Defibrillation outcome was assessed at 5, 30, and 60 s after each shock and immediately prior to shock administration.
What They Found
Following exclusions, 1619 patients with ECGs for VF waveform analysis were identified:
- 360 patients (22 %) were classified as pragmatic-refractory VF. Of these, 66 (18 %) were true shock-refractory VFs and 294 (82 %) were refractory-recurrent VF
- A lower number of patients in this group, achieved ROSC, survival to hospital discharge, at 6 months and at 1 year.
- A lower AMSA was associated with the presence of refractory VF
- Pragmatic-refractory VF and lower AMSA values were associated with lower likelihood of ROSC and survival to hospital discharge and at one year.
- 1259 patients (78 %) were non-refractory VF
Discussion
The authors' conclusion was:
"This study reveals AMSA as a promising predictor for differentiating true shock-refractory VF from refractory-recurrent VF in OHCA."
This is a retrospective study, with a decent sample, but missing data. There is no information on time to defibrillation, the underlying cause of the VF, CPR quality, or treatment given by EMS.
Selection bias is likely, as only patients with refractory VF, who were randomized to the AMSA-guided CPR arm of the trial were included,
Real-time AMSA, (frequency-domain analysis of VF waveform), may be a new approach to guide defibrillation during CPR. AMSA has been shown to correlate with myocardial viability, defibrillation outcomes, and overall survival(3).

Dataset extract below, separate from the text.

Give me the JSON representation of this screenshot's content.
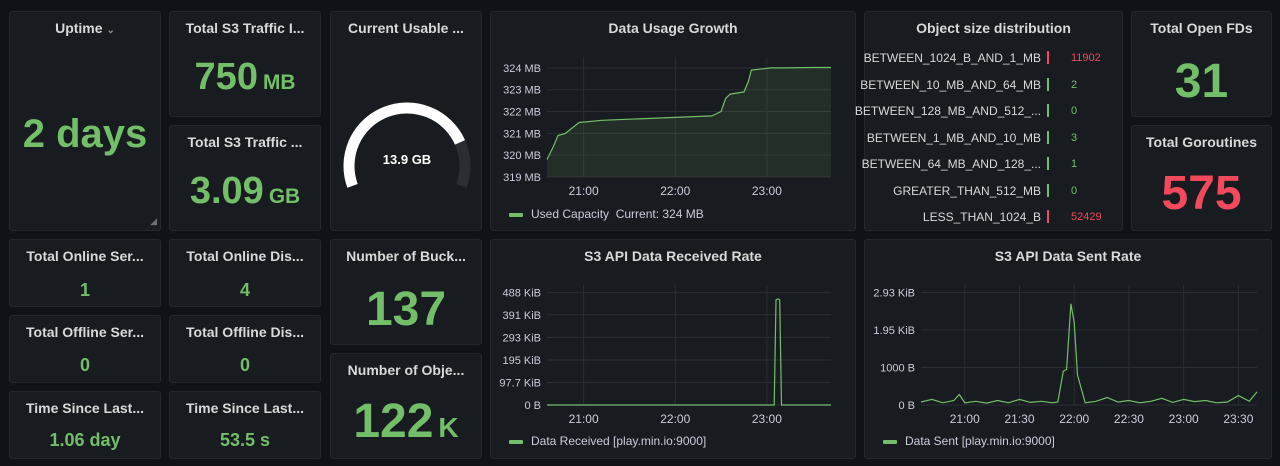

The use of AMSA requires further prospective evaluation, however it may guide, pharmacological treatment, timing of defibrillation and risk stratification of patients.
References
- Cheskes S, et al. Defibrillation strategies for Refractory Ventricular Fibrillation. N Engl J Med 2022;387:1947–56.
- Meessen JMTA, et al. High amplitude spectrum area measured in real-time during cardiopulmonary resuscitation is associated with favourable long-term neurological outcome after out-of-hospital cardiac arrest. J Clin Anesth 2024;93:111323.
- Ruggeri L, et al. Amplitude spectrum area measured in real-time during cardiopulmonary resuscitation – how does this technology work?. Resuscitation 2023;191:109941.